Su hermana pasa una a una las fotos del expediente en su tableta, mientras Argelia evita observar las imágenes de nuevo. 

“Una vez que tiene todo eso, en el transcurso del día deja a su hija con sus papás, sube todo al auto y se lo lleva rumbo a Huaquechula, allá prepara cal, gasolina, un pico, una lámpara, la pala, y yo no sé si ya conocía el lugar, llega hasta el lugar, empieza a abrir una fosa, deposita las cubetas, la rocía de gasolina, le prende fuego y espera a lo que esté encima de sus restos se queme, ya que se consume el fuego”, relata Alejandra. 

Moisés junto a los restos de su esposa deja el mazo con el que la mató. El arma homicida con la que pueden sentenciarlo. 

La familia de Olga Nayeli se enfrentó a que la entonces PGJ hiciera careos con ellos y el feminicida. Mientras sus padres buscaban la custodia de Sara con la juez Cuarto de lo Familiar, María Carrasco Sandoval. 

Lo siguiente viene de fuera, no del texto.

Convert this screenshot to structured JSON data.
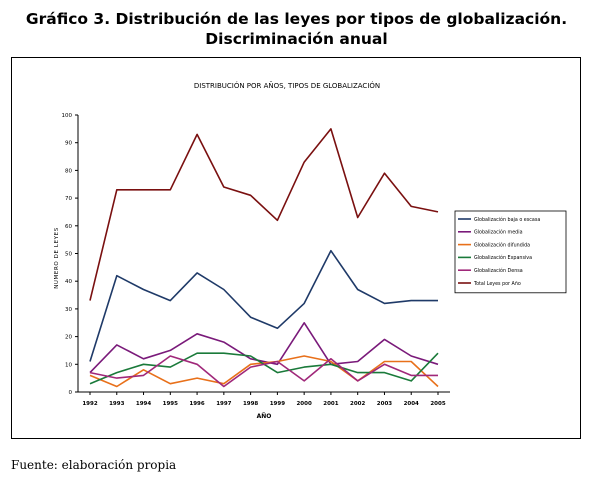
{
  "heading": {
    "line1": "Gráfico 3. Distribución de las leyes por tipos de globalización.",
    "line2": "Discriminación anual"
  },
  "source": "Fuente: elaboración propia",
  "chart_data": {
    "type": "line",
    "title": "DISTRIBUCIÓN POR AÑOS, TIPOS DE GLOBALIZACIÓN",
    "xlabel": "AÑO",
    "ylabel": "NUMERO DE LEYES",
    "ylim": [
      0,
      100
    ],
    "yticks": [
      0,
      10,
      20,
      30,
      40,
      50,
      60,
      70,
      80,
      90,
      100
    ],
    "grid": false,
    "legend_position": "right",
    "x": [
      "1992",
      "1993",
      "1994",
      "1995",
      "1996",
      "1997",
      "1998",
      "1999",
      "2000",
      "2001",
      "2002",
      "2003",
      "2004",
      "2005"
    ],
    "series": [
      {
        "name": "Globalización baja o escasa",
        "color": "#1f3a68",
        "values": [
          11,
          42,
          37,
          33,
          43,
          37,
          27,
          23,
          32,
          51,
          37,
          32,
          33,
          33
        ]
      },
      {
        "name": "Globalización media",
        "color": "#7a1a7a",
        "values": [
          7,
          17,
          12,
          15,
          21,
          18,
          12,
          10,
          25,
          10,
          11,
          19,
          13,
          10
        ]
      },
      {
        "name": "Globalización difundida",
        "color": "#e8701a",
        "values": [
          6,
          2,
          8,
          3,
          5,
          3,
          10,
          11,
          13,
          11,
          4,
          11,
          11,
          2
        ]
      },
      {
        "name": "Globalización Expansiva",
        "color": "#1a7a3a",
        "values": [
          3,
          7,
          10,
          9,
          14,
          14,
          13,
          7,
          9,
          10,
          7,
          7,
          4,
          14
        ]
      },
      {
        "name": "Globalización Densa",
        "color": "#a0287a",
        "values": [
          7,
          5,
          6,
          13,
          10,
          2,
          9,
          11,
          4,
          12,
          4,
          10,
          6,
          6
        ]
      },
      {
        "name": "Total Leyes por Año",
        "color": "#7a1010",
        "values": [
          33,
          73,
          73,
          73,
          93,
          74,
          71,
          62,
          83,
          95,
          63,
          79,
          67,
          65
        ]
      }
    ]
  }
}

“Lo que pasa es que nosotros no estábamos empapados con las leyes, nosotros estábamos en la idea de que cuando agarran al asesino, lo procesan, le dictan sentencia y ya te olvidas, eso no fue así. Durante el tiempo que nosotros buscamos a mi hermana pasó semana y media, de que andábamos aquí por allá, pagando propaganda, volantes. Nos perdimos en ese lapso, ya cuando pasó media semana más nos dicen que efectivamente él fue lo que la mató, fue una semana todavía más cuando nos acomodamos las ideas, ahí fue cuando dijimos qué procedía, en esa semana los abuelos aprovecharon para meter un escrito en el juzgado y quedarse con la niña”, rememora Alejandra. 

Sara, hasta ahora, no había terminado las sesiones con la psicóloga con la que iba en el DIF en las primeras semanas que quedó huérfana. Sus abuelos ya le dijeron que su mamá murió, pero todavía no sabe cómo.